None of the RPA power decline assessments were related to the 30BJT power decline assessments. The continuous nature of the 30BJT versus the brief between jump rest periods provided in the 20CMJ and 20SJ and the higher number of jumps performed in the 30BJT versus the 20CMJ and 20SJ may have contributed to this. This finding may suggest that the addition of load in an RPA assessment presents a substantially different physical challenge that alters the power decline profile observed in an RPA assessment with no external load. However, despite the reduced number of jumps and the brief recovery between jumps in the 20CMJ and 20SJ, the addition of load seems to have provided a higher stress to the neuromuscular and cardiorespiratory systems and in turn altered the power decline profile more readily then in the 30BJT. This is evident for example when comparing the mean and standard deviations in PD% between PD%CMJpeak18 and PD%30BJTpeak (26.61 ± 3.71% versus 7.44 ± 1.77% respectively). It appears that PD%CMJpeak18 and the PD%BJT30peak are both unique assessments and measurement indices. The poor level of agreement between these two assessments is further evidence of the disparity between these two measures and further confirmation that validity is not established between these assessments.

When comparing Avg mean and peak power output for the 20CMJ against the Avg mean and peak power output for the 30BJT, large to very large relationships were observed. However, as Avg measures can be substantially influenced by maximal power output, the relationship is likely more indicative of the association between maximal power output in a relative 1RM loaded jump condition versus a jump condition with no external load.

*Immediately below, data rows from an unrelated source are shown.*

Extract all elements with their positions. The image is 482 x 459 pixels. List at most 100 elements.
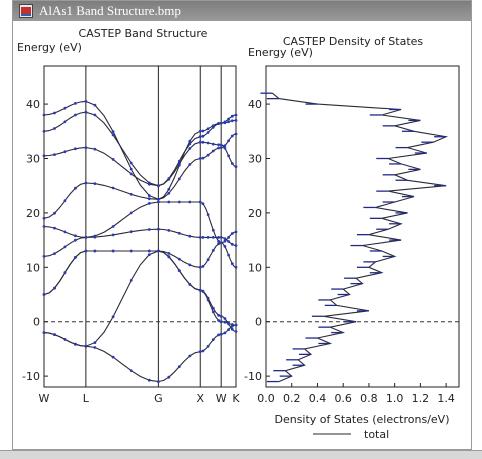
band-point xyxy=(129,279,133,282)
band-point xyxy=(188,139,192,143)
band-point xyxy=(217,236,221,239)
band-k-label: K xyxy=(232,392,240,405)
band-point xyxy=(42,129,46,133)
band-point xyxy=(201,156,205,160)
band-point xyxy=(223,237,227,241)
band-point xyxy=(206,258,210,262)
band-point xyxy=(157,380,160,383)
band-point xyxy=(217,122,221,125)
band-point xyxy=(167,375,171,379)
dos-x-tick-label: 0.2 xyxy=(283,392,301,405)
band-k-label: G xyxy=(154,392,163,405)
band-point xyxy=(84,100,88,103)
band-point xyxy=(111,186,115,190)
band-point xyxy=(111,355,115,359)
band-point xyxy=(227,236,231,239)
band-point xyxy=(177,231,181,235)
band-point xyxy=(63,230,67,234)
dos-y-axis-label: Energy (eV) xyxy=(248,46,313,59)
band-point xyxy=(74,186,77,190)
band-point xyxy=(230,232,234,235)
band-point xyxy=(53,333,56,336)
band-point xyxy=(53,127,56,130)
dos-x-tick-label: 0.8 xyxy=(360,392,378,405)
band-point xyxy=(206,127,210,131)
band-point xyxy=(234,265,238,269)
band-point xyxy=(42,113,46,117)
band-point xyxy=(223,317,227,320)
band-point xyxy=(147,249,151,253)
band-y-axis-label: Energy (eV) xyxy=(17,41,82,54)
band-point xyxy=(198,236,202,239)
band-point xyxy=(63,150,67,154)
band-point xyxy=(93,103,97,107)
band-structure-chart: CASTEP Band Structure Energy (eV) -10 0 10… xyxy=(17,27,240,405)
band-k-label: W xyxy=(216,392,227,405)
band-point xyxy=(147,197,151,201)
dos-y-tick-label: 0 xyxy=(255,316,262,329)
band-point xyxy=(111,225,115,228)
plots-canvas: CASTEP Band Structure Energy (eV) -10 0 10… xyxy=(17,27,460,441)
band-point xyxy=(206,131,210,134)
band-point xyxy=(74,256,77,259)
band-point xyxy=(201,202,205,206)
band-point xyxy=(188,263,192,267)
band-line xyxy=(43,133,237,219)
dos-x-tick-label: 1.4 xyxy=(437,392,455,405)
band-y-tick-label: 10 xyxy=(26,261,40,274)
band-point xyxy=(188,200,192,204)
band-point xyxy=(219,241,223,245)
band-point xyxy=(63,245,67,249)
band-point xyxy=(74,234,77,238)
band-point xyxy=(201,236,205,239)
band-point xyxy=(129,249,133,253)
band-point xyxy=(206,236,210,239)
band-point xyxy=(147,194,151,198)
band-k-label: X xyxy=(196,392,204,405)
band-point xyxy=(234,244,238,247)
band-point xyxy=(206,344,210,348)
band-point xyxy=(53,153,56,157)
band-point xyxy=(211,149,215,153)
band-point xyxy=(53,226,56,230)
band-y-tick-label: -10 xyxy=(22,370,40,383)
title-bar[interactable]: AlAs1 Band Structure.bmp xyxy=(13,1,471,21)
band-point xyxy=(188,283,192,286)
dos-x-tick-label: 0.0 xyxy=(257,392,275,405)
band-point xyxy=(111,233,115,237)
band-point xyxy=(177,365,181,368)
band-point xyxy=(157,200,160,204)
band-y-tick-label: 0 xyxy=(33,316,40,329)
band-point xyxy=(84,249,88,253)
band-point xyxy=(84,181,88,185)
window-bottom-edge xyxy=(0,450,482,459)
band-point xyxy=(63,106,67,110)
band-point xyxy=(198,129,202,133)
band-point xyxy=(111,249,115,253)
band-point xyxy=(211,306,215,310)
band-point xyxy=(230,162,234,165)
band-point xyxy=(201,134,205,138)
band-point xyxy=(129,167,133,171)
band-point xyxy=(211,338,215,341)
band-point xyxy=(227,328,231,331)
band-point xyxy=(42,154,46,158)
band-point xyxy=(53,111,56,115)
band-k-label: W xyxy=(39,392,50,405)
band-point xyxy=(234,323,238,327)
band-point xyxy=(206,296,210,300)
band-point xyxy=(198,288,202,292)
band-point xyxy=(217,239,221,243)
band-line xyxy=(43,228,237,257)
band-point xyxy=(42,255,46,258)
band-point xyxy=(234,165,238,169)
band-point xyxy=(74,102,77,105)
band-point xyxy=(157,197,160,201)
band-point xyxy=(219,320,223,324)
dos-x-tick-label: 0.4 xyxy=(309,392,327,405)
band-point xyxy=(217,242,221,246)
bitmap-file-icon xyxy=(19,4,33,18)
dos-y-tick-label: -10 xyxy=(244,370,262,383)
dos-x-tick-label: 1.2 xyxy=(412,392,430,405)
band-point xyxy=(129,161,133,165)
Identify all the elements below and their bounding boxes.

This is the first study to examine jump type, measurement indices and power decline calculations to determine the most reliable ballistic assessment of RPA in well trained athletes. A limitation to this study may be the calculation of power decline for the 30BJT assessment. In the current study we followed the recommendations provided in the original research by Bosco et al. (1983) using the 60BJT, where the average of power output for the first 15 s was compared to the average of the final 15 s of the 30BJT. Perhaps factoring in each individual jump, as done in the CMJ20 and the SJ20 power decline calculations, may have provided a better comparison between the assessments.

Conclusions

We hypothesized that the PD%CMJ would be the most reliable RPA assessment, however removing the first and last repetition made PD%CMJpeak18 the most reliable measure of RPA power output decline. As also hypothesized, no RPA assessment and measurement was valid with the 30BJT. In comparing mean power output and peak power output for 20SJ and 20CMJ with various methods of quantifying power output decline, we found the PD% score of peak power output for CMJ20, with the first and last jumps removed, to be the most reliable assessment of RPA. The addition of load, the reduced number of jumps and the discontinuous nature of jumps in the CMJ20 appear to have a differing effect on the rate and magnitude of power decline seen in 30BJT. The 20CMJ assessment now provides a reliable ballistic RPA assessment, that with the addition of load, may be more applicable to certain sporting movements and actions whilst being simple to administer and conduct in the field. Future research should look to further explain and define CMJ20 by identifying related physical qualities and relationships with aspects of competition performance.